We use ``black`` to reformat code to a common code style.

.. code:: bash

   make reformat

Before creating any pull requests, run

.. code:: bash

   make check          # runs reformatter and tests

Running tests
-------------

.. code:: bash

   make test           # run unit tests
   make regression     # run regression tests

See ``Makefile`` for more details.

Usage examples
--------------

A folder like ``split/parallel`` contains training data in tsv format
(``src<tab>tgt``) split into ``*.gz`` files of around 100,000 lines for
better shuffling. The below will output an infinite stream of data
generated from the gzipped files in these folders, according to the
“wmt” recipe found in ``sotastream/pipelines/example_pipeline.py``.

::

   python -m sotastream example split/parallel split/backtrans

You can also provide compressed TSV files directly, in which case
sotastream will split them to checksummed folders under
``/tmp/sotastream/{checksum}``:

::

   python -m sotastream example parallel.tsv.gz backtrans.tsv.gz

There are currently two main pipelines: “default”, and “wmt”.
These vary according to the data sources they take as well as the other options
available to them.

There are global options that control behavioral aspects such as
splitting and parallelization, and also pipeline-specific arguments. You
can see these by running

::

   # see global options
   python -m sotastream -h

   # see default pipeline options
   python -m sotastream default -h

   # see wmt pipeline options
   python -m sotastream wmt -h

Don't cross the streams!
------------------------

Sotastream workflows build a directed acyclic graph (DAG) consisting of
cascades of generators that pass through mutable lines from the graph
inputs to the pipeline output. Since each step provides transformations
and manipulations of each input line, the only requirement is that
modifications along separate branches must not be merged into a single
node in the graph, or at least, that great care should be taken when
doing so. An example is the Mixer, which does not actually merge
modifications from alternate branches, but instead selects across
multiple incoming branches using a provided probability distribution.

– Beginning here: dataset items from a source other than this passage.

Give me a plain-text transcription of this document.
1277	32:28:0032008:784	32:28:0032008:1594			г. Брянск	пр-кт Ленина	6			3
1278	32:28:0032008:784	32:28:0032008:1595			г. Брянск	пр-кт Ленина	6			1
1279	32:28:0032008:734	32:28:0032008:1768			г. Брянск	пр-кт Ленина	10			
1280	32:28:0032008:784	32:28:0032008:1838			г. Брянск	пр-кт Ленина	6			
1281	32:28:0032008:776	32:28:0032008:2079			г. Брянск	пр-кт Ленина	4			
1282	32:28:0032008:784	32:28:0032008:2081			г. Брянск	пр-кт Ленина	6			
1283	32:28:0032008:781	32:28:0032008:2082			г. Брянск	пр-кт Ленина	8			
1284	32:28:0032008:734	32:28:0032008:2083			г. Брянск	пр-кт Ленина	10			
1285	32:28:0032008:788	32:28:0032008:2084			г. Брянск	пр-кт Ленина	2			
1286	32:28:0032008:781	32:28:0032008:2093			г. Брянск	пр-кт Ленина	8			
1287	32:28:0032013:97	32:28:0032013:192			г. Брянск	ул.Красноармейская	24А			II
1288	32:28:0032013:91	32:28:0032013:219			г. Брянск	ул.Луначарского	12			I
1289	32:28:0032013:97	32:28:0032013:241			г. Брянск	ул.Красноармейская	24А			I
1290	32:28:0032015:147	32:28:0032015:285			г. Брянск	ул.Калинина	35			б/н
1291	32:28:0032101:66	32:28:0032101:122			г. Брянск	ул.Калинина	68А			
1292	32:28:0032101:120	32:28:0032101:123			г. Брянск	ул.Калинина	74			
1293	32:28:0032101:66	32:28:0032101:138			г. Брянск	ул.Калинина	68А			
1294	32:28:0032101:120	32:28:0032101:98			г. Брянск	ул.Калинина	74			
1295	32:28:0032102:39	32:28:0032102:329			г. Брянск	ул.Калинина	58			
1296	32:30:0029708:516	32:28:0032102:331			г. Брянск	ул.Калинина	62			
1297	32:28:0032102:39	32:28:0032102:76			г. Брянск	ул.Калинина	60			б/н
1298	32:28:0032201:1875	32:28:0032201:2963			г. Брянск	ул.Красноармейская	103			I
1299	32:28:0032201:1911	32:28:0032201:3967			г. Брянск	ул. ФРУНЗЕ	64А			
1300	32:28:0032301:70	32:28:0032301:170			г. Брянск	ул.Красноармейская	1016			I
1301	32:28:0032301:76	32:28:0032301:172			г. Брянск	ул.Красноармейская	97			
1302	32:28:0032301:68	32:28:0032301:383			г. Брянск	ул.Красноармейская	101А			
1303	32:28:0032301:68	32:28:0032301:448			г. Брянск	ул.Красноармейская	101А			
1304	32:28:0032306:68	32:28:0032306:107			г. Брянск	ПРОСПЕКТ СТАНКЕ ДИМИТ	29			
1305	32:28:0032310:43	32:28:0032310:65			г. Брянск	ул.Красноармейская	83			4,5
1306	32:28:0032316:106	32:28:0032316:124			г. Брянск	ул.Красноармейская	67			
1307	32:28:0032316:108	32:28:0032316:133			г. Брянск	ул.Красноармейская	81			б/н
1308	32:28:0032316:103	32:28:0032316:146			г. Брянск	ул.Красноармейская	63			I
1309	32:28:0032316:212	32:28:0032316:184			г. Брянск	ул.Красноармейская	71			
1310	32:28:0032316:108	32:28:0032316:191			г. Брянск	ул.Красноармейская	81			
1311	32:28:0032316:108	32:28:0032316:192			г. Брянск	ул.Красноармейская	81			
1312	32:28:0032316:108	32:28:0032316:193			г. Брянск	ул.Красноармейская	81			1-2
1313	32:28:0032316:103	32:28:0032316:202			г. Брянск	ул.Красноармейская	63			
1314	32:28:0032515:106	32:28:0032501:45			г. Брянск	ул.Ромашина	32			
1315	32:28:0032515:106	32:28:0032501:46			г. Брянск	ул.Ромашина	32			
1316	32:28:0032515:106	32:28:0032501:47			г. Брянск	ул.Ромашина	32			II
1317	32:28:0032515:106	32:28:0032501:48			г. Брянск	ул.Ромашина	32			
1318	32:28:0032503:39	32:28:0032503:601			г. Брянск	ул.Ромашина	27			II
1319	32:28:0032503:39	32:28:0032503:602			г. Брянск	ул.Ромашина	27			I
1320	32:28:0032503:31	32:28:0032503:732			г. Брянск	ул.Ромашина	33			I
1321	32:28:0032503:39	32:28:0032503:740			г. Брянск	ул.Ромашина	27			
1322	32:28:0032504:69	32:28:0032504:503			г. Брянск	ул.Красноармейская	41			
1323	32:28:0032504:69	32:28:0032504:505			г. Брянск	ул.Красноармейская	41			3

Custom/private pipelines from own (private) directory
=====================================================

You can create a custom pipeline by adding a file in the current
(invocation) directory with a file name matching the pattern
"*_pipeline.py". This should follow the interface defined in
``sotastream/pipelines``, namely:

-  Call ``@pipeline("name")`` to give your pipeline a name. This name
   must not conflict with existing names.
-  Inherit from ``Pipeline`` base class from ``sotastream.pipeline``.
   For document pipelines, use ``DocumentPipeline`` as base class.

You can find some examples in ``test/dummy_pipeline.py``, as well as the
real examples in ``sotastream/pipelines``.